TROISIÈME SECTION
DÉCISION
SUR LA RECEVABILITÉ
de la requête n° 48414/99
présentée par Cataldo Carlucci
La Cour européenne des Droits de l’Homme (troisième section), siégeant le 26 septembre 2000 en une chambre composée de
M.J.-P. Costa, président,
M.W. Fuhrmann,
M.B. Conforti,
M.P. Kūris,
MmeF. Tulkens,
M.K. Jungwiert,
M.K. Traja, juges,
et deMmeS. Dollé, greffière de section,
Vu la requête susmentionnée introduite le 18 février 1997 et enregistrée le 28 mai 1999 ;
Après avoir délibéré, rend la décision suivante :
EN FAIT
Le requérant est un ressortissant italien, né en 1938 et résidant à Bella (Potenza). Il est représenté devant la Cour par Me Paolo Di Giovanni, avocat à Potenza.
Le 11 mai 1988, le requérant saisit le juge d'instance de Potenza, faisant fonction de juge du travail, afin d'obtenir la reconnaissance de son droit à percevoir une indemnité d'invalidité.
Accueillant la demande formulée à cette fin par le requérant, le juge d'instance nomma un expert et fixa au 24 janvier 1989 l'audience de comparution du requérant et de l'expert. Le jour venu, un nouvel expert fut nommé, le premier ayant renoncé à son mandat. L'affaire fut reportée au 2 mai 1989, date à laquelle le juge condamna l'Institut National de Prévoyance Sociale (I.N.P.S.) au paiement de l'indemnité d'invalidité.

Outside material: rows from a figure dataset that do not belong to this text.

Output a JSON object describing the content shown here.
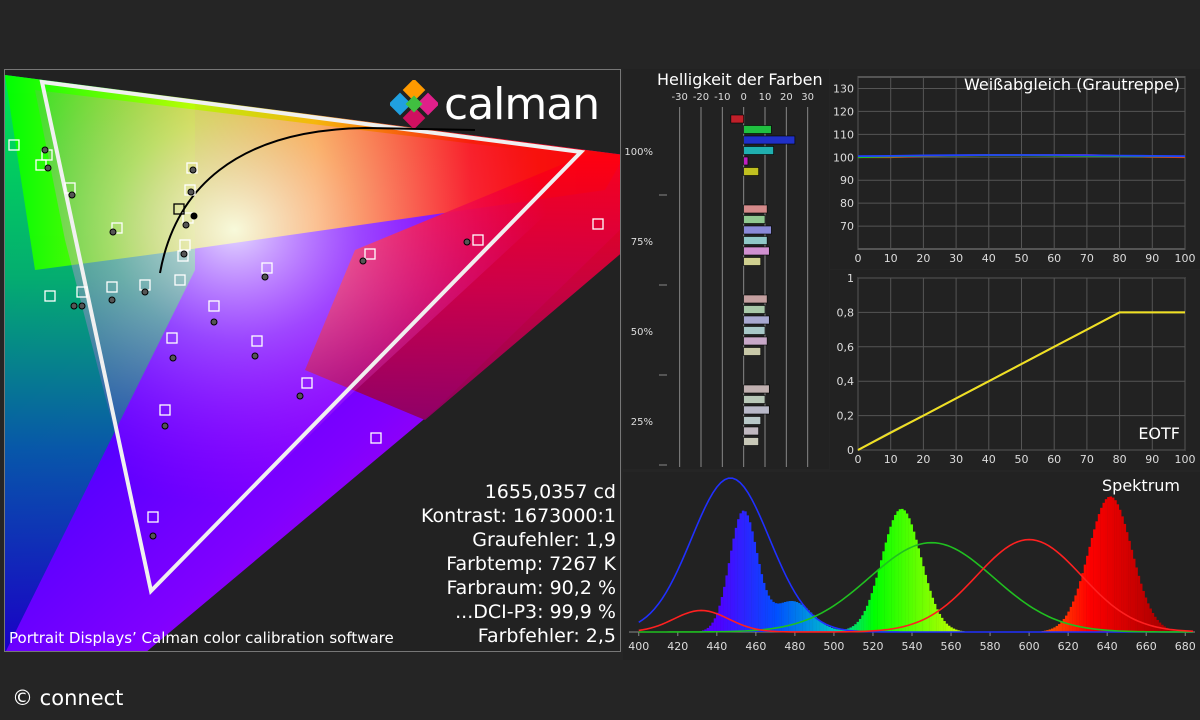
{
  "cie": {
    "credit": "Portrait Displays’ Calman color calibration software",
    "logo_text": "calman",
    "stats": [
      "1655,0357 cd",
      "Kontrast: 1673000:1",
      "Graufehler: 1,9",
      "Farbtemp: 7267 K",
      "Farbraum: 90,2 %",
      "...DCI-P3: 99,9 %",
      "Farbfehler: 2,5"
    ]
  },
  "copyright": "© connect",
  "chart_data": [
    {
      "type": "bar",
      "title": "Helligkeit der Farben",
      "xticks": [
        "-30",
        "-20",
        "-10",
        "0",
        "10",
        "20",
        "30"
      ],
      "xlim": [
        -35,
        40
      ],
      "yticks": [
        "100%",
        "75%",
        "50%",
        "25%"
      ],
      "groups": [
        {
          "label": "100%",
          "bars": [
            {
              "color": "#c0202a",
              "value": -6
            },
            {
              "color": "#20c040",
              "value": 13
            },
            {
              "color": "#2030c8",
              "value": 24
            },
            {
              "color": "#20b0b0",
              "value": 14
            },
            {
              "color": "#c020c0",
              "value": 2
            },
            {
              "color": "#c0c020",
              "value": 7
            }
          ]
        },
        {
          "label": "75%",
          "bars": [
            {
              "color": "#d48a8a",
              "value": 11
            },
            {
              "color": "#90c890",
              "value": 10
            },
            {
              "color": "#8a8ad8",
              "value": 13
            },
            {
              "color": "#90c8c8",
              "value": 11
            },
            {
              "color": "#d090d0",
              "value": 12
            },
            {
              "color": "#d0d090",
              "value": 8
            }
          ]
        },
        {
          "label": "50%",
          "bars": [
            {
              "color": "#c4a0a0",
              "value": 11
            },
            {
              "color": "#a8c8a8",
              "value": 10
            },
            {
              "color": "#a8a8d0",
              "value": 12
            },
            {
              "color": "#a8c8c8",
              "value": 10
            },
            {
              "color": "#c8a8c8",
              "value": 11
            },
            {
              "color": "#c8c8a8",
              "value": 8
            }
          ]
        },
        {
          "label": "25%",
          "bars": [
            {
              "color": "#c0b0b0",
              "value": 12
            },
            {
              "color": "#b8c8b8",
              "value": 10
            },
            {
              "color": "#b8b8c8",
              "value": 12
            },
            {
              "color": "#b8c8c8",
              "value": 8
            },
            {
              "color": "#c0b8c0",
              "value": 7
            },
            {
              "color": "#c8c8b8",
              "value": 7
            }
          ]
        }
      ]
    },
    {
      "type": "line",
      "title": "Weißabgleich (Grautreppe)",
      "x": [
        0,
        10,
        20,
        30,
        40,
        50,
        60,
        70,
        80,
        90,
        100
      ],
      "xlim": [
        0,
        100
      ],
      "ylim": [
        60,
        135
      ],
      "yticks": [
        70,
        80,
        90,
        100,
        110,
        120,
        130
      ],
      "series": [
        {
          "color": "#ff2020",
          "values": [
            100,
            100,
            100.5,
            100.8,
            101,
            101,
            101,
            101,
            100.6,
            100.2,
            100
          ]
        },
        {
          "color": "#20c020",
          "values": [
            100,
            100.3,
            100.6,
            100.8,
            100.9,
            100.9,
            100.8,
            100.6,
            100.5,
            100.4,
            100.4
          ]
        },
        {
          "color": "#2040ff",
          "values": [
            100.5,
            100.6,
            100.8,
            100.9,
            101,
            101,
            101,
            100.9,
            100.7,
            100.6,
            100.5
          ]
        }
      ]
    },
    {
      "type": "line",
      "title": "EOTF",
      "x": [
        0,
        10,
        20,
        30,
        40,
        50,
        60,
        70,
        80,
        81,
        90,
        100
      ],
      "xlim": [
        0,
        100
      ],
      "ylim": [
        0,
        1
      ],
      "yticks": [
        "0",
        "0,2",
        "0,4",
        "0,6",
        "0,8",
        "1"
      ],
      "xticks": [
        0,
        10,
        20,
        30,
        40,
        50,
        60,
        70,
        80,
        90,
        100
      ],
      "series": [
        {
          "color": "#999999",
          "values": [
            0,
            0.103,
            0.2,
            0.3,
            0.4,
            0.5,
            0.6,
            0.7,
            0.8,
            0.8,
            0.8,
            0.8
          ]
        },
        {
          "color": "#f0e020",
          "values": [
            0,
            0.1,
            0.2,
            0.3,
            0.4,
            0.5,
            0.6,
            0.7,
            0.8,
            0.8,
            0.8,
            0.8
          ]
        }
      ]
    },
    {
      "type": "area",
      "title": "Spektrum",
      "xlim": [
        395,
        685
      ],
      "xticks": [
        400,
        420,
        440,
        460,
        480,
        500,
        520,
        540,
        560,
        580,
        600,
        620,
        640,
        660,
        680
      ],
      "series": [
        {
          "name": "",
          "color": "spectrum",
          "peaks": [
            {
              "center": 453,
              "width": 7,
              "height": 0.78
            },
            {
              "center": 478,
              "width": 10,
              "height": 0.2
            },
            {
              "center": 534,
              "width": 10,
              "height": 0.8
            },
            {
              "center": 641,
              "width": 11,
              "height": 0.88
            }
          ]
        },
        {
          "name": "",
          "color": "#2030ff",
          "peaks": [
            {
              "center": 447,
              "width": 20,
              "height": 1.0
            }
          ]
        },
        {
          "name": "",
          "color": "#20c020",
          "peaks": [
            {
              "center": 550,
              "width": 32,
              "height": 0.58
            }
          ]
        },
        {
          "name": "",
          "color": "#ff2020",
          "peaks": [
            {
              "center": 600,
              "width": 27,
              "height": 0.6
            },
            {
              "center": 432,
              "width": 14,
              "height": 0.14
            }
          ]
        }
      ]
    },
    {
      "type": "scatter",
      "title": "",
      "targets_white": [
        [
          9,
          75
        ],
        [
          36,
          95
        ],
        [
          42,
          85
        ],
        [
          187,
          98
        ],
        [
          185,
          120
        ],
        [
          183,
          148
        ],
        [
          180,
          175
        ],
        [
          178,
          186
        ],
        [
          175,
          210
        ],
        [
          167,
          268
        ],
        [
          65,
          118
        ],
        [
          112,
          158
        ],
        [
          45,
          226
        ],
        [
          77,
          222
        ],
        [
          107,
          217
        ],
        [
          140,
          215
        ],
        [
          262,
          198
        ],
        [
          365,
          184
        ],
        [
          473,
          170
        ],
        [
          593,
          154
        ],
        [
          209,
          236
        ],
        [
          252,
          271
        ],
        [
          302,
          313
        ],
        [
          160,
          340
        ],
        [
          371,
          368
        ],
        [
          148,
          447
        ],
        [
          130,
          598
        ]
      ],
      "measured": [
        [
          40,
          80
        ],
        [
          43,
          98
        ],
        [
          67,
          125
        ],
        [
          188,
          100
        ],
        [
          186,
          122
        ],
        [
          181,
          155
        ],
        [
          179,
          184
        ],
        [
          108,
          162
        ],
        [
          69,
          236
        ],
        [
          77,
          236
        ],
        [
          107,
          230
        ],
        [
          140,
          222
        ],
        [
          260,
          207
        ],
        [
          358,
          191
        ],
        [
          462,
          172
        ],
        [
          209,
          252
        ],
        [
          250,
          286
        ],
        [
          295,
          326
        ],
        [
          160,
          356
        ],
        [
          168,
          288
        ],
        [
          148,
          466
        ]
      ]
    }
  ]
}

Le 20 juin 1989, la partie défenderesse interjeta appel devant le tribunal de Potenza. Le 7 juillet 1989, le président du tribunal nomma le juge de la mise en état et fixa la première audience au 15 mars 1990. A cette date, le tribunal ordonna une nouvelle expertise et remit l’affaire au 28 juin 1990 pour la prestation de serment. Toutefois, l'expert ne se présenta pas. A l’audience suivante, le 24 janvier 1991, le tribunal en nomma un autre et remit l’audience au 13 juin 1991. Le jour venu, l'affaire fut reportée au 16 janvier 1992. Le nouvel expert ne s'étant pas présenté, le tribunal en désigna un autre et fixa l’audience suivante au 17 décembre 1992. Après deux renvois, avec l'accord des parties, au 10 juin 1993 puis au 20 janvier 1994, le 30 juin 1994 le tribunal décida de convoquer l'expert au 2 février 1995 afin d'obtenir éclaircissements car la partie défenderesse avait formulé des critiques eu égard au rapport. Toutefois, l’audience fut remise, avec l'accord des parties, d'abord au 18 mai 1995, puis au 19 octobre 1995. A cette date, le tribunal convoqua à nouveau l'expert au 8 février 1996 pour des éclaircissements. L'audience fut renvoyée à trois reprises, deux avec l'accord des parties et une en raison de l'empêchement du juge de la mise en état jusqu’au 16 janvier 1997. Ce jour-là, faisant droit à la demande de la partie défenderesse, le tribunal nomma un nouvel expert et reporta l'audience au 10 avril 1997. A cette date, l'expert prêta serment et l'affaire fut remise au 26 juin 1997. Après un renvoi, avec l'accord des parties, l’audience de mise en délibéré fut fixée au 29 janvier 1998.
Par un jugement du même jour, dont le texte fut déposé au greffe le 18 avril 1998, le tribunal réforma partiellement le jugement de première instance ; il reconnu le droit du requérant à la pension mais uniquement à compter du 1er février 1990 et non à compter du 1er octobre 1986.
EN DROIT
Le grief du requérant porte sur la durée de la procédure d’appel. Cette procédure a débuté le 20 juin 1989 et s’est terminée le 18 avril 1998.
Selon le requérant, la durée de cette procédure, qui est d’environ huit ans et dix mois pour deux instances, ne répond pas à l’exigence du « délai raisonnable » (article 6 § 1 de la Convention). Le Gouvernement s’oppose à cette thèse.
La Cour estime qu’à la lumière des critères qui se dégagent de sa jurisprudence en matière de « délai raisonnable » (complexité de l’affaire, comportement du requérant et des autorités compétentes et enjeu du litige pour le requérant), et compte tenu de l’ensemble des éléments en sa possession, ce grief doit faire l’objet d’un examen au fond.
Par ces motifs, la Cour, à l’unanimité,
DÉCLARE LA REQUÊTE RECEVABLE, tous moyens de fond réservés.